At some point, our solar system gained access to water — the molecule that would one day be a vital component to life on Earth. But how did it get here? It seems like a simple question, but scientists have been puzzled until now. The biggest mystery has been the timing of water’s arrival: Did it come from the same cloud of space dust that would also create our sun, or was it formed later, by chemical reactions that took place after the sun had formed?
According to a study published Thursday in Science, something like 30 to 50 percent of the water on our planet does indeed predate the sun. Researchers determined this with a model that traced deuterium, a modified form of hydrogen that forms what we call “heavy water.” Based on the ratio of deuterium to hydrogen found in water on earth, scientists can estimate which chemical processes formed it — and how that water came to be.
When the sun was formed, it took most of the mass of the cold space cloud that birthed it, first author and University of Michigan PhD candidate Ilse Cleeves said. But what was left over formed something called a protoplanetary disk — the matter from which all of our planets would be formed. There was definitely water around when the sun was born — but until now, researchers thought the star’s birth might have destroyed it, forcing the protoplanetary disk to start its new solar system’s water production from zero.
“The question was whether that violent, hot process of star creation scrambled the chemicals and broke the molecules of this pre-solar gas’ heavy water,” Cleeves said. “But if it did, then water would have been formed locally in this protoplanetary disk.”
According to the model created by Cleeves and her colleagues, our solar system actually maintained the water it inherited pre-star.
“The punchline here is that we simulated heavy water formation as it would have occurred in the disk, and it was almost negligible,” Cleeves said. In other words, we simply have more heavy water than our post-sun sources can account for.
It’s certainly a gee whiz discovery, but Cleeves and her team think it might have some universal applications. “This is speculative, but if the sun’s formation was typical — and we have no reason to think it wasn’t — then the fact that this water survived the formation of a star means that they can survive it everywhere,” she said.
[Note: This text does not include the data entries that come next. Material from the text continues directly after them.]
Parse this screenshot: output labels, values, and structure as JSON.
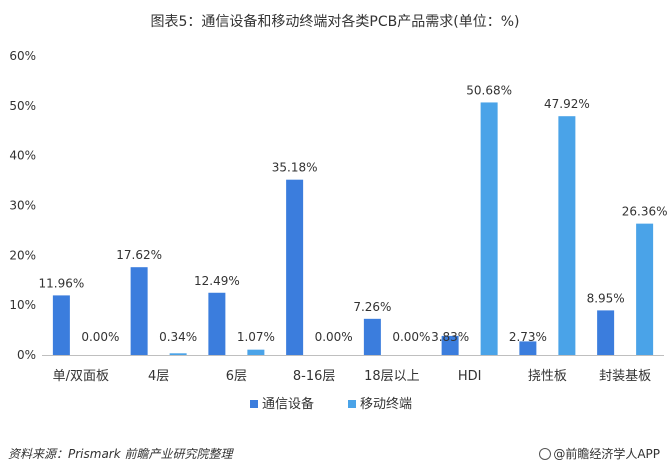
{
  "chart_data": {
    "type": "bar",
    "title": "图表5：通信设备和移动终端对各类PCB产品需求(单位：%)",
    "categories": [
      "单/双面板",
      "4层",
      "6层",
      "8-16层",
      "18层以上",
      "HDI",
      "挠性板",
      "封装基板"
    ],
    "series": [
      {
        "name": "通信设备",
        "color": "#3b7ddd",
        "values": [
          11.96,
          17.62,
          12.49,
          35.18,
          7.26,
          3.83,
          2.73,
          8.95
        ],
        "labels": [
          "11.96%",
          "17.62%",
          "12.49%",
          "35.18%",
          "7.26%",
          "3.83%",
          "2.73%",
          "8.95%"
        ]
      },
      {
        "name": "移动终端",
        "color": "#4aa3e8",
        "values": [
          0.0,
          0.34,
          1.07,
          0.0,
          0.0,
          50.68,
          47.92,
          26.36
        ],
        "labels": [
          "0.00%",
          "0.34%",
          "1.07%",
          "0.00%",
          "0.00%",
          "50.68%",
          "47.92%",
          "26.36%"
        ]
      }
    ],
    "ylim": [
      0,
      60
    ],
    "yticks": [
      0,
      10,
      20,
      30,
      40,
      50,
      60
    ],
    "ytick_labels": [
      "0%",
      "10%",
      "20%",
      "30%",
      "40%",
      "50%",
      "60%"
    ],
    "grid": false,
    "legend_position": "bottom"
  },
  "footer": {
    "source": "资料来源：Prismark 前瞻产业研究院整理",
    "brand": "@前瞻经济学人APP"
  }
}
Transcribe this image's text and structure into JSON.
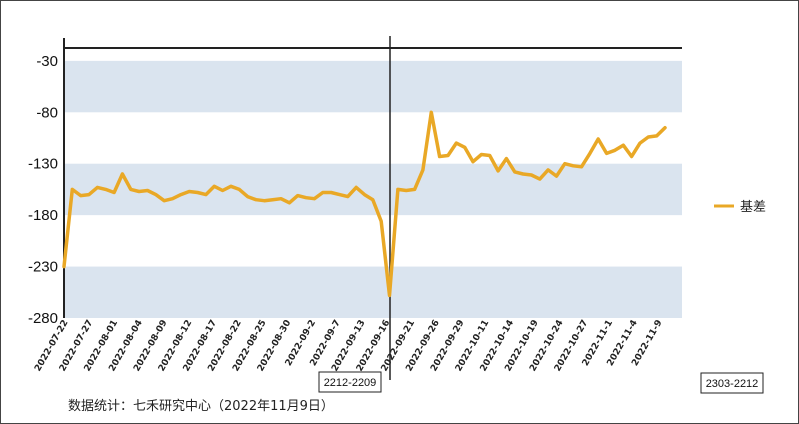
{
  "chart_data": {
    "type": "line",
    "title": "",
    "xlabel": "",
    "ylabel": "",
    "ylim": [
      -280,
      0
    ],
    "yticks": [
      -30,
      -80,
      -130,
      -180,
      -230,
      -280
    ],
    "grid_bands": true,
    "legend_placement": "right",
    "series": [
      {
        "name": "基差",
        "color": "#e9a826",
        "values": [
          -230,
          -155,
          -161,
          -160,
          -153,
          -155,
          -158,
          -140,
          -155,
          -157,
          -156,
          -160,
          -166,
          -164,
          -160,
          -157,
          -158,
          -160,
          -152,
          -156,
          -152,
          -155,
          -162,
          -165,
          -166,
          -165,
          -164,
          -168,
          -161,
          -163,
          -164,
          -158,
          -158,
          -160,
          -162,
          -153,
          -160,
          -165,
          -186,
          -258,
          -155,
          -156,
          -155,
          -136,
          -80,
          -123,
          -122,
          -110,
          -114,
          -128,
          -121,
          -122,
          -137,
          -125,
          -138,
          -140,
          -141,
          -145,
          -136,
          -142,
          -130,
          -132,
          -133,
          -120,
          -106,
          -120,
          -117,
          -112,
          -123,
          -110,
          -104,
          -103,
          -95
        ]
      }
    ],
    "x_tick_labels": [
      "2022-07-22",
      "2022-07-27",
      "2022-08-01",
      "2022-08-04",
      "2022-08-09",
      "2022-08-12",
      "2022-08-17",
      "2022-08-22",
      "2022-08-25",
      "2022-08-30",
      "2022-09-2",
      "2022-09-7",
      "2022-09-13",
      "2022-09-16",
      "2022-09-21",
      "2022-09-26",
      "2022-09-29",
      "2022-10-11",
      "2022-10-14",
      "2022-10-19",
      "2022-10-24",
      "2022-10-27",
      "2022-11-1",
      "2022-11-4",
      "2022-11-9"
    ],
    "annotations": [
      "2212-2209",
      "2303-2212"
    ],
    "source": "数据统计：七禾研究中心（2022年11月9日）"
  }
}
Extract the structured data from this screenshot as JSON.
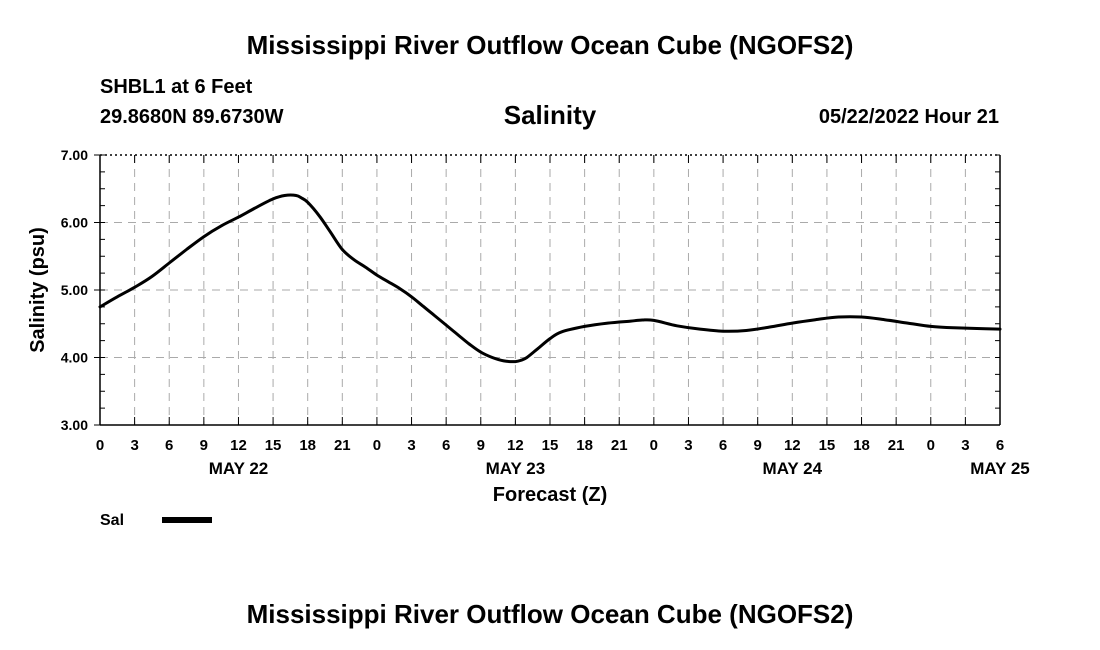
{
  "figure": {
    "title_top": "Mississippi River Outflow Ocean Cube (NGOFS2)",
    "title_bottom": "Mississippi River Outflow Ocean Cube (NGOFS2)",
    "station": "SHBL1 at 6 Feet",
    "coordinates": "29.8680N  89.6730W",
    "valid_time": "05/22/2022 Hour 21"
  },
  "chart_data": {
    "type": "line",
    "title": "Salinity",
    "xlabel": "Forecast (Z)",
    "ylabel": "Salinity (psu)",
    "xlim": [
      0,
      78
    ],
    "ylim": [
      3.0,
      7.0
    ],
    "grid": true,
    "y_ticks": [
      "3.00",
      "4.00",
      "5.00",
      "6.00",
      "7.00"
    ],
    "x_tick_labels": [
      "0",
      "3",
      "6",
      "9",
      "12",
      "15",
      "18",
      "21",
      "0",
      "3",
      "6",
      "9",
      "12",
      "15",
      "18",
      "21",
      "0",
      "3",
      "6",
      "9",
      "12",
      "15",
      "18",
      "21",
      "0",
      "3",
      "6"
    ],
    "date_labels": [
      {
        "label": "MAY 22",
        "hour": 12
      },
      {
        "label": "MAY 23",
        "hour": 36
      },
      {
        "label": "MAY 24",
        "hour": 60
      },
      {
        "label": "MAY 25",
        "hour": 78
      }
    ],
    "legend": {
      "position": "bottom-left",
      "entries": [
        {
          "name": "Sal",
          "color": "#000000"
        }
      ]
    },
    "series": [
      {
        "name": "Sal",
        "x": [
          0,
          1.5,
          3,
          4.5,
          6,
          7.5,
          9,
          10.5,
          12,
          13.5,
          15,
          16,
          17,
          17.5,
          18,
          19,
          20,
          21,
          22,
          23,
          24,
          25,
          26,
          27,
          28,
          29,
          30,
          31,
          32,
          33,
          34,
          35,
          36,
          36.5,
          37,
          38,
          39,
          40,
          42,
          44,
          46,
          47,
          48,
          50,
          52,
          54,
          56,
          58,
          60,
          62,
          64,
          66,
          68,
          70,
          72,
          74,
          76,
          78
        ],
        "values": [
          4.75,
          4.9,
          5.04,
          5.2,
          5.4,
          5.6,
          5.79,
          5.95,
          6.08,
          6.22,
          6.35,
          6.4,
          6.4,
          6.36,
          6.3,
          6.1,
          5.85,
          5.6,
          5.45,
          5.34,
          5.22,
          5.12,
          5.02,
          4.9,
          4.76,
          4.62,
          4.48,
          4.34,
          4.2,
          4.08,
          4.0,
          3.95,
          3.94,
          3.96,
          4.0,
          4.14,
          4.28,
          4.38,
          4.46,
          4.51,
          4.54,
          4.555,
          4.55,
          4.47,
          4.42,
          4.39,
          4.4,
          4.45,
          4.51,
          4.56,
          4.6,
          4.6,
          4.56,
          4.51,
          4.46,
          4.44,
          4.43,
          4.42
        ]
      }
    ]
  }
}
If water can be present in any protoplanetary disk, it means that it’s available as a building block when young planets are born — and that means we can hope to find other planets that have the same molecule that made life possible here.
“This is very different from a model where everything is erased during star formation, and you start from the protoplanetary disk,” said Ralph Pudritz, a professor of astronomy at McMaster University who wasn’t involved in the study. This study, he said, is a “compelling” and “solid” step toward erasing the doubt surrounding the origin of water in our solar system.
Finding the water’s origin is vital in understanding the origin of life — and if this new research is correct, it means that our life-giving gift of water might be run-of-the-mill. “If most of the water is being put together before the star is there,” Pudritz said, “it smacks of a greater universality.”